MR22A-06:
Thermal Conductivity Measurements in Metals at High Pressures and Temperatures.

Tuesday, 16 December 2014: 11:35 AM
Zuzana Konopkova, DESY Deutsches Elektronen Synchrotron, Hamburg, Germany, Ryan Stewart McWilliams, School of Physics and Astronomy, University of Edinburgh, Edinburgh, United Kingdom and Alexander Goncharov, Geophysical Laboratory, Washington Dc, DC, United States
Abstract:
The transport properties of iron and iron alloys at high pressures and temperatures are crucial parameters in planetary evolution models, yet are difficult to determine both theoretically and experimentally. Estimates of thermal conductivity in the Earth’s core range from 30 to 150 W/mK, a substantial range leaving many open questions regarding the age of the inner core, the thermal structure of the outer core, and the conditions for a working geodynamo. Most experiments have measured electrical resistivity rather than directly measuring thermal conductivity, and have used models to extrapolate from low-temperature data to the high temperature conditions of the core.
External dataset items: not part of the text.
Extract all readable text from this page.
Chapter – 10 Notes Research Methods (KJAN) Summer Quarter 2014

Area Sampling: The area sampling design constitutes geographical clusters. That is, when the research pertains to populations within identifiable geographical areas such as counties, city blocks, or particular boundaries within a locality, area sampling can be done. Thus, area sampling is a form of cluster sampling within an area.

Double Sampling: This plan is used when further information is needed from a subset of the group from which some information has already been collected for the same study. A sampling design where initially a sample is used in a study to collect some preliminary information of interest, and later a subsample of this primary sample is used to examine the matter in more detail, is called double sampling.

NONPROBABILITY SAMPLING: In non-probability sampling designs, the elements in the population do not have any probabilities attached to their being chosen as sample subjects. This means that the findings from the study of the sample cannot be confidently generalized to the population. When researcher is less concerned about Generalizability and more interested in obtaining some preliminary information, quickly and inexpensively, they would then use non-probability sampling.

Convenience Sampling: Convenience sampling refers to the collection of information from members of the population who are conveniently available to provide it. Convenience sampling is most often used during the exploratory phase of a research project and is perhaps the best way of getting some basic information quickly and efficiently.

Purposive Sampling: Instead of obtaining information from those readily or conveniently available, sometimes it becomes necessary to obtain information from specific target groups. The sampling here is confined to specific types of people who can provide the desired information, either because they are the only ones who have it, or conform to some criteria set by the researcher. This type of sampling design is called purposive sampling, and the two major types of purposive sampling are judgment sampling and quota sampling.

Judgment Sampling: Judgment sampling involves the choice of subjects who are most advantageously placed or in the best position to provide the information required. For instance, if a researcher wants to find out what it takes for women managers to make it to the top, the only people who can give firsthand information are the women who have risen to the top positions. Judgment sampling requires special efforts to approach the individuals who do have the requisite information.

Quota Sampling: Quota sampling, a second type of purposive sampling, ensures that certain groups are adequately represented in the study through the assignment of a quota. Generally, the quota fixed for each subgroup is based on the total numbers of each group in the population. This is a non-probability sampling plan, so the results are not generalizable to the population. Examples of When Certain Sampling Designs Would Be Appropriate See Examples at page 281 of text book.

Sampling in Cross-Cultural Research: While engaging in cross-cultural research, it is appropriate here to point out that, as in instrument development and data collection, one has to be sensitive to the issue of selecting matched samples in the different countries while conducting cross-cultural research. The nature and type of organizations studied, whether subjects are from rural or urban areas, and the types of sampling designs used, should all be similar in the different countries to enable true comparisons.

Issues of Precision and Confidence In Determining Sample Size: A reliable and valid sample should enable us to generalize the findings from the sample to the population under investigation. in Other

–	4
Here we present direct, in-situ high-pressure and high-temperature measurements of the thermal conductivity of metals in the diamond-anvil cell. Double-sided continuous laser heating is combined with one-side flash heating of a metallic foil, while the time-resolved temperature is measured from both sides with spectral radiometry in an optical streak camera. Emission and temperature perturbations measured on opposite sides of the foil were modeled using finite element calculations in order to extract thermal diffusivity and conductivity of foils. Results on platinum and iron at high pressures and temperatures will be presented.